If you like (and have time), define more test state machines in new test cells (test3, test4, etc). What types of string are easy to recognize, and which seem hard---or even impossible? You might want to try some of these and determine whether they're possible within the limits of state machines:

* Phone numbers
* URLs
* Palindromes
* HTML tags
* English-language numbers (e.g. "seventy-one", "nineteen", "six", "one hundred and one")
* Roman numerals

Another (bigger) project might be to write a regular expression compiler to generate state machines from regular expressions---even just supporting concatenation and Kleene star would be a fun exercise for an evening!

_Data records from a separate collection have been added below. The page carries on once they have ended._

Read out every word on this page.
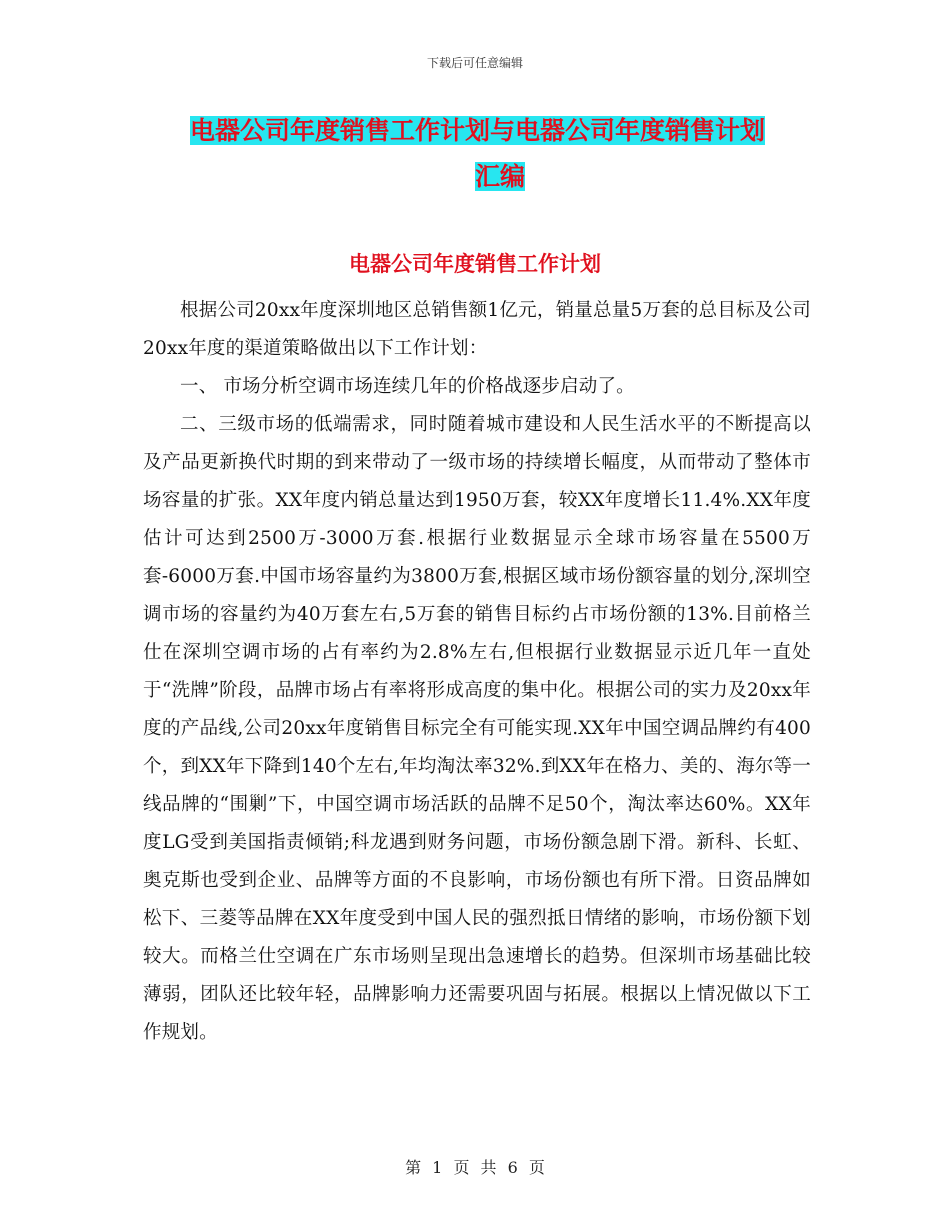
下载后可任意编辑
电器公司年度销售工作计划与电器公司年度销售计划
汇编
电器公司年度销售工作计划

根据公司20xx年度深圳地区总销售额1亿元，销量总量5万套的总目标及公司20xx年度的渠道策略做出以下工作计划：

一、 市场分析空调市场连续几年的价格战逐步启动了。

二、三级市场的低端需求，同时随着城市建设和人民生活水平的不断提高以及产品更新换代时期的到来带动了一级市场的持续增长幅度，从而带动了整体市场容量的扩张。XX年度内销总量达到1950万套，较XX年度增长11.4%.XX年度估计可达到2500万-3000万套.根据行业数据显示全球市场容量在5500万套-6000万套.中国市场容量约为3800万套,根据区域市场份额容量的划分,深圳空调市场的容量约为40万套左右,5万套的销售目标约占市场份额的13%.目前格兰仕在深圳空调市场的占有率约为2.8%左右,但根据行业数据显示近几年一直处于“洗牌”阶段，品牌市场占有率将形成高度的集中化。根据公司的实力及20xx年度的产品线,公司20xx年度销售目标完全有可能实现.XX年中国空调品牌约有400个，到XX年下降到140个左右,年均淘汰率32%.到XX年在格力、美的、海尔等一线品牌的“围剿”下，中国空调市场活跃的品牌不足50个，淘汰率达60%。XX年度LG受到美国指责倾销;科龙遇到财务问题，市场份额急剧下滑。新科、长虹、奥克斯也受到企业、品牌等方面的不良影响，市场份额也有所下滑。日资品牌如松下、三菱等品牌在XX年度受到中国人民的强烈抵日情绪的影响，市场份额下划较大。而格兰仕空调在广东市场则呈现出急速增长的趋势。但深圳市场基础比较薄弱，团队还比较年轻，品牌影响力还需要巩固与拓展。根据以上情况做以下工作规划。

第 1 页 共 6 页
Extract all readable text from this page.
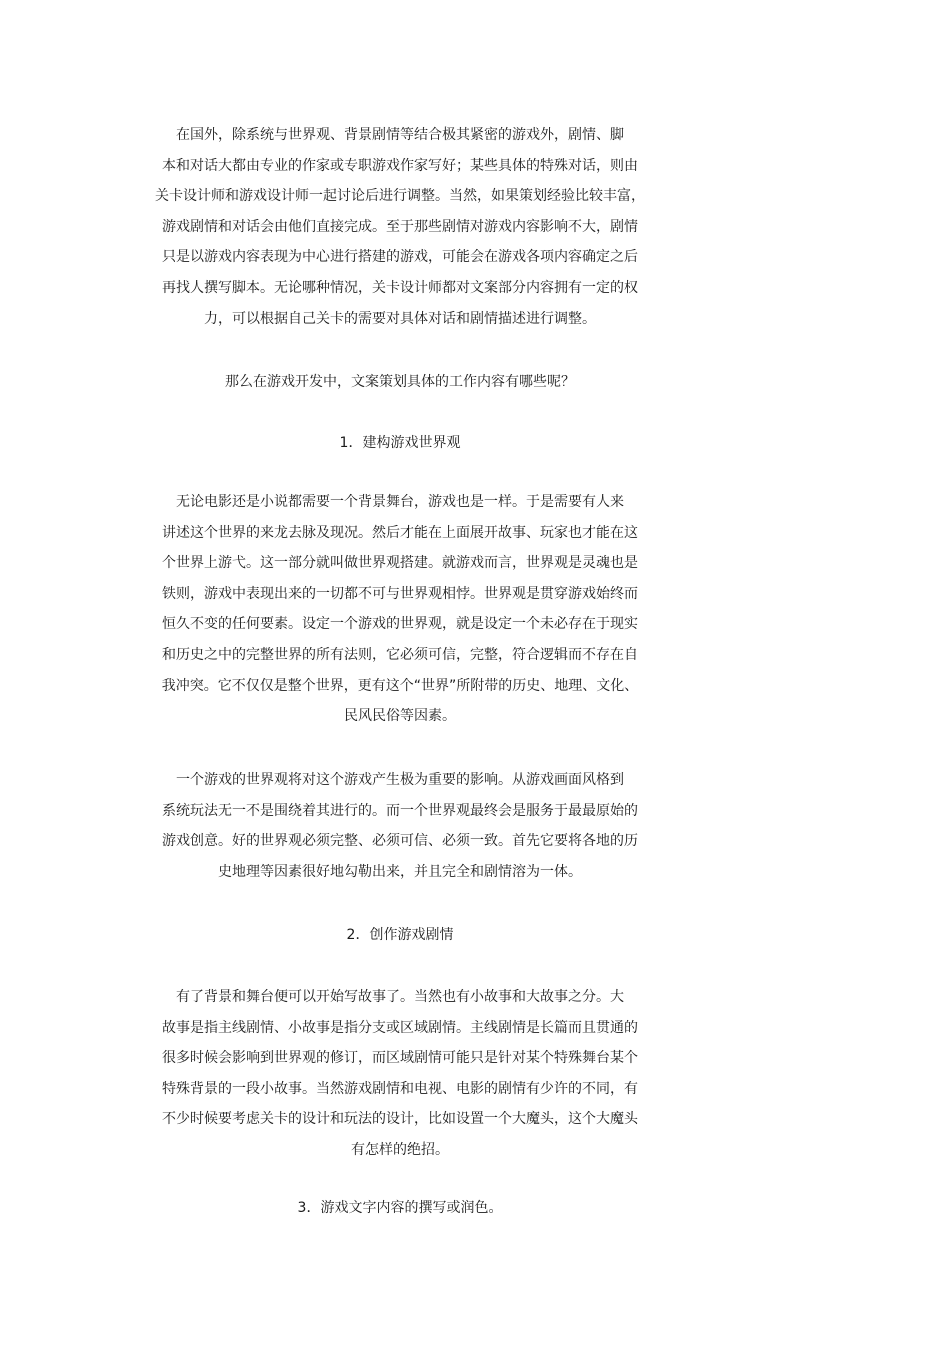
在国外，除系统与世界观、背景剧情等结合极其紧密的游戏外，剧情、脚
本和对话大都由专业的作家或专职游戏作家写好；某些具体的特殊对话，则由
关卡设计师和游戏设计师一起讨论后进行调整。当然，如果策划经验比较丰富，
游戏剧情和对话会由他们直接完成。至于那些剧情对游戏内容影响不大，剧情
只是以游戏内容表现为中心进行搭建的游戏，可能会在游戏各项内容确定之后
再找人撰写脚本。无论哪种情况，关卡设计师都对文案部分内容拥有一定的权
力，可以根据自己关卡的需要对具体对话和剧情描述进行调整。
那么在游戏开发中，文案策划具体的工作内容有哪些呢？
1．建构游戏世界观
无论电影还是小说都需要一个背景舞台，游戏也是一样。于是需要有人来
讲述这个世界的来龙去脉及现况。然后才能在上面展开故事、玩家也才能在这
个世界上游弋。这一部分就叫做世界观搭建。就游戏而言，世界观是灵魂也是
铁则，游戏中表现出来的一切都不可与世界观相悖。世界观是贯穿游戏始终而
恒久不变的任何要素。设定一个游戏的世界观，就是设定一个未必存在于现实
和历史之中的完整世界的所有法则，它必须可信，完整，符合逻辑而不存在自
我冲突。它不仅仅是整个世界，更有这个“世界”所附带的历史、地理、文化、
民风民俗等因素。
一个游戏的世界观将对这个游戏产生极为重要的影响。从游戏画面风格到
系统玩法无一不是围绕着其进行的。而一个世界观最终会是服务于最最原始的
游戏创意。好的世界观必须完整、必须可信、必须一致。首先它要将各地的历
史地理等因素很好地勾勒出来，并且完全和剧情溶为一体。
2．创作游戏剧情
有了背景和舞台便可以开始写故事了。当然也有小故事和大故事之分。大
故事是指主线剧情、小故事是指分支或区域剧情。主线剧情是长篇而且贯通的
很多时候会影响到世界观的修订，而区域剧情可能只是针对某个特殊舞台某个
特殊背景的一段小故事。当然游戏剧情和电视、电影的剧情有少许的不同，有
不少时候要考虑关卡的设计和玩法的设计，比如设置一个大魔头，这个大魔头
有怎样的绝招。
3．游戏文字内容的撰写或润色。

If you have an interest in the theory behind computer science, you might want to implement a non-deterministic automaton which can be in (or start in) several states simultaneously, may have out-edges to multiple distinct states on a given symbol, or may even have "null" or "epsilon" transitions which can be taken without consuming any input at all! Another good project here might involve taking the intersection or union of two languages (by manipulating their state machines).